The innovative solutions aimed at automating business processes, with the use of both artificial intelligence and RPA technology, make it possible to replace humans in repetitive activities with automatic systems that also include self-learning logics. Mixed solutions of RPA and AI are also referred to as CPA solutions, or cognitive process automation.
As already mentioned, this is the trend of all the platforms that were born to develop RPA solutions and are transforming into more complex CPA or intelligent automation solutions.

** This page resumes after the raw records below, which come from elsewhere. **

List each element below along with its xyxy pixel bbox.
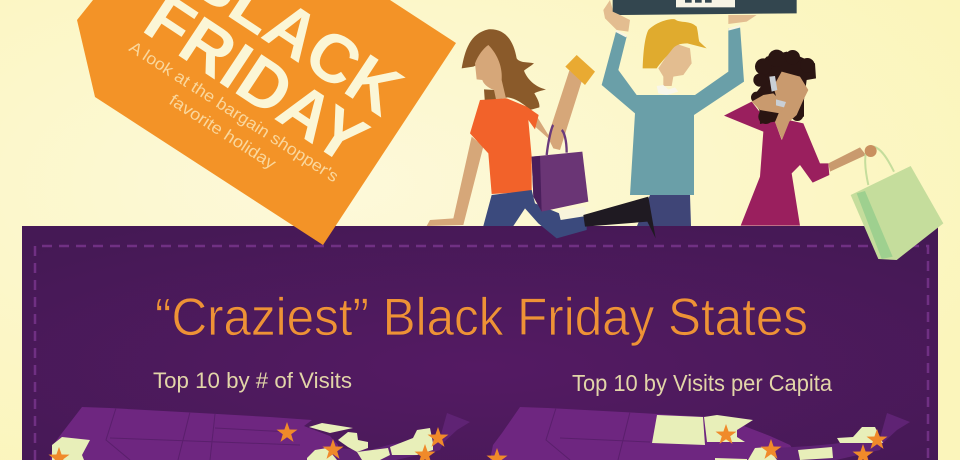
- black boot: [583, 197, 656, 238]
- phone hand: [752, 93, 787, 113]
- person: woman with card and purple bag: [427, 29, 656, 238]
- person: man carrying box: [602, 0, 797, 226]
- map: top 10 by visits per capita: [486, 407, 910, 460]
- head: woman on phone: [751, 50, 816, 140]
- orange shirt: [470, 98, 539, 194]
- hand: [865, 145, 877, 157]
- box label: [676, 0, 735, 7]
- heading: craziest states: “Craziest” Black Friday States: [155, 288, 808, 347]
- white sock: [558, 207, 586, 220]
- arm to bag: [828, 147, 866, 172]
- map: top 10 by visits: [48, 407, 470, 460]
- raised arm: [533, 71, 583, 150]
- subheading: visits: Top 10 by # of Visits: [153, 368, 352, 393]
- face and chest: [773, 72, 808, 140]
- trousers: [637, 195, 691, 226]
- man upper body: [602, 0, 797, 195]
- jeans: [483, 190, 587, 238]
- phone: [769, 76, 786, 107]
- teal sweater: [602, 26, 744, 195]
- blond hair and cap: [643, 19, 707, 68]
- magenta dress: [724, 102, 829, 226]
- black curly hair: [751, 50, 816, 124]
- panel: craziest states: [22, 226, 938, 460]
- subheading: per capita: Top 10 by Visits per Capita: [572, 370, 832, 396]
- hair: [462, 29, 546, 110]
- tag subtitle line one: A look at the bargain shopper's: [126, 38, 342, 186]
- green bag: [851, 146, 943, 260]
- neck and face: [658, 43, 692, 86]
- far arm: [427, 137, 483, 226]
- credit card: [565, 55, 595, 85]
- face and neck: [475, 45, 506, 99]
- hands: [603, 0, 757, 32]
- person: woman on phone with green bag: [724, 102, 943, 260]
- price tag: black friday: [77, 0, 456, 245]
- collar: [657, 85, 678, 95]
- sleeve cuffs: [615, 25, 741, 37]
- purple bag: [532, 125, 588, 212]
- box: [613, 0, 797, 15]
- tag subtitle line two: favorite holiday: [166, 91, 280, 173]
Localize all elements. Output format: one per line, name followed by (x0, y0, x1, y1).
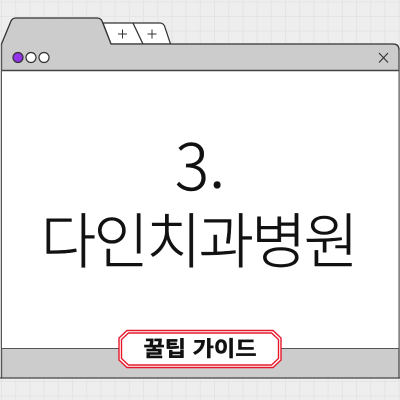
tab: plus one (103, 23, 143, 44)
tab: plus two (133, 23, 170, 44)
badge: tip guide (119, 330, 281, 368)
badge label: 꿀팁 가이드 (144, 333, 256, 363)
icon: close (379, 53, 388, 62)
window buttons (13, 52, 49, 62)
title: 3. (175, 117, 225, 209)
subtitle: 다인치과병원 (41, 194, 359, 281)
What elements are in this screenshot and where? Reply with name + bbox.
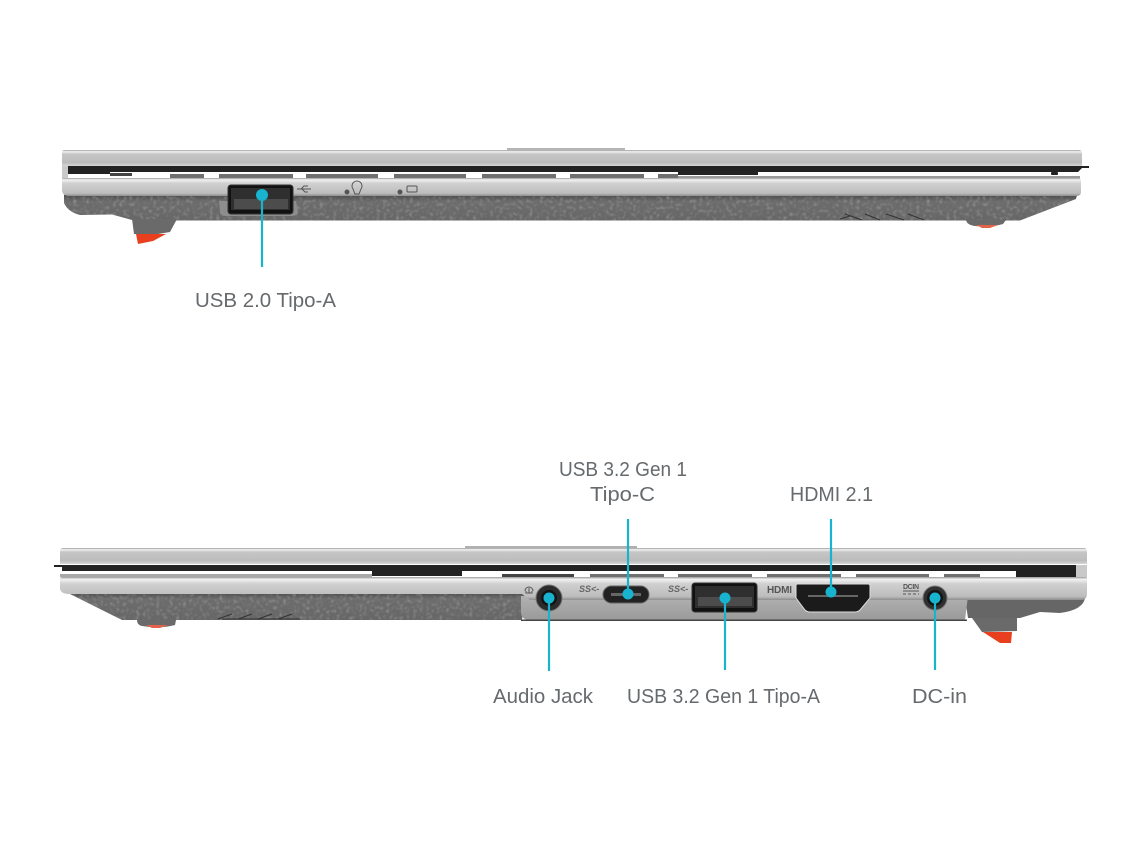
port plate — [521, 596, 968, 620]
lid — [60, 548, 1087, 564]
connector: audio jack — [544, 592, 554, 671]
icon: headset — [525, 587, 533, 593]
USB recess — [219, 201, 298, 216]
icon: DC-in: DCIN — [903, 584, 919, 591]
icon: battery indicator — [398, 186, 417, 194]
lid hump — [465, 546, 637, 549]
left foot — [137, 620, 176, 628]
left foot — [132, 219, 177, 244]
label: Audio Jack: Audio Jack — [493, 686, 594, 708]
lid — [62, 150, 1082, 166]
icon: SS usb: SS<- — [579, 584, 599, 594]
base front — [62, 178, 1081, 196]
connector: USB 2.0 — [256, 189, 268, 267]
connector: USB-C — [622, 519, 634, 600]
label: DC-in: DC-in — [912, 686, 967, 708]
icon: power indicator — [344, 181, 362, 194]
label: USB 3.2 Gen 1 Tipo-A: USB 3.2 Gen 1 Tipo-A — [627, 686, 821, 708]
label: USB 3.2 Gen 1 Tipo-C: USB 3.2 Gen 1 — [559, 459, 687, 481]
connector: HDMI — [826, 519, 836, 598]
lid hump — [507, 148, 625, 151]
vent slots — [218, 614, 300, 619]
DC-in port — [923, 586, 947, 610]
laptop: right side view — [54, 546, 1087, 643]
label: USB 3.2 Gen 1 Tipo-C: Tipo-C — [590, 484, 655, 506]
underside right — [965, 598, 1085, 618]
right foot — [966, 220, 1006, 228]
base front — [60, 577, 1087, 600]
label: USB 3.2 Gen 1 Tipo-C — [559, 459, 687, 506]
USB-A port — [692, 583, 757, 612]
hinge gap — [54, 565, 1076, 571]
icon: usb symbol — [297, 186, 311, 192]
vent slots — [840, 214, 924, 220]
connector: USB-A — [720, 592, 730, 670]
HDMI port — [796, 584, 870, 612]
underside — [64, 195, 1077, 220]
underside texture — [64, 195, 1077, 220]
icon: SS usb: SS<- — [668, 584, 688, 594]
label: HDMI 2.1: HDMI 2.1 — [790, 484, 873, 506]
right foot — [972, 618, 1017, 643]
hinge gap — [68, 166, 1089, 172]
keyboard strip — [60, 565, 1087, 579]
audio jack port — [536, 585, 562, 611]
laptop: left side view — [62, 148, 1089, 244]
keyboard strip — [62, 166, 1080, 179]
USB 2.0 port — [228, 185, 293, 214]
USB-C port — [603, 586, 649, 603]
underside left — [66, 592, 525, 620]
label: USB 2.0 Tipo-A: USB 2.0 Tipo-A — [195, 290, 337, 312]
underside texture — [66, 592, 525, 620]
connector: DC-in — [930, 592, 940, 670]
icon: HDMI logo: HDMI — [767, 585, 792, 596]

These solutions achieve efficiency in the various areas of intervention, freeing up human resources that can be assigned to tasks with greater added value. This corporate efficiency process must maintain a focus on the ethical and responsible relocation of human resources to new work areas. In fact, these digital transformation projects must always be accompanied by change management consultancy. This is so as to ensure the correct involvement of people in the process and an understanding of the technology and, at the same time, to facilitate the requalification of employee’s work following the implementation of innovative solutions.
Obviously, the optimization of business processes deriving from cognitive process automation solutions is represented by KPIs, or key performance indicators, which measure various intervention activities. Innovation will therefore also require the reorganization of the company by creating new roles and new types of work and facilitating the identification of new flexible working formulas, such as smart working.
The implementation process must, however, be divided into quick win solutions, that is, into sub-tasks of limited duration, from two to five weeks. This will allow the customer to ascertain the effective validity of the solution and, at the same time, the work team to make any corrections required.
It is clear that, while implementing quick win solutions, the union of the different sub-tasks will allow to provide automation solutions for complex processes.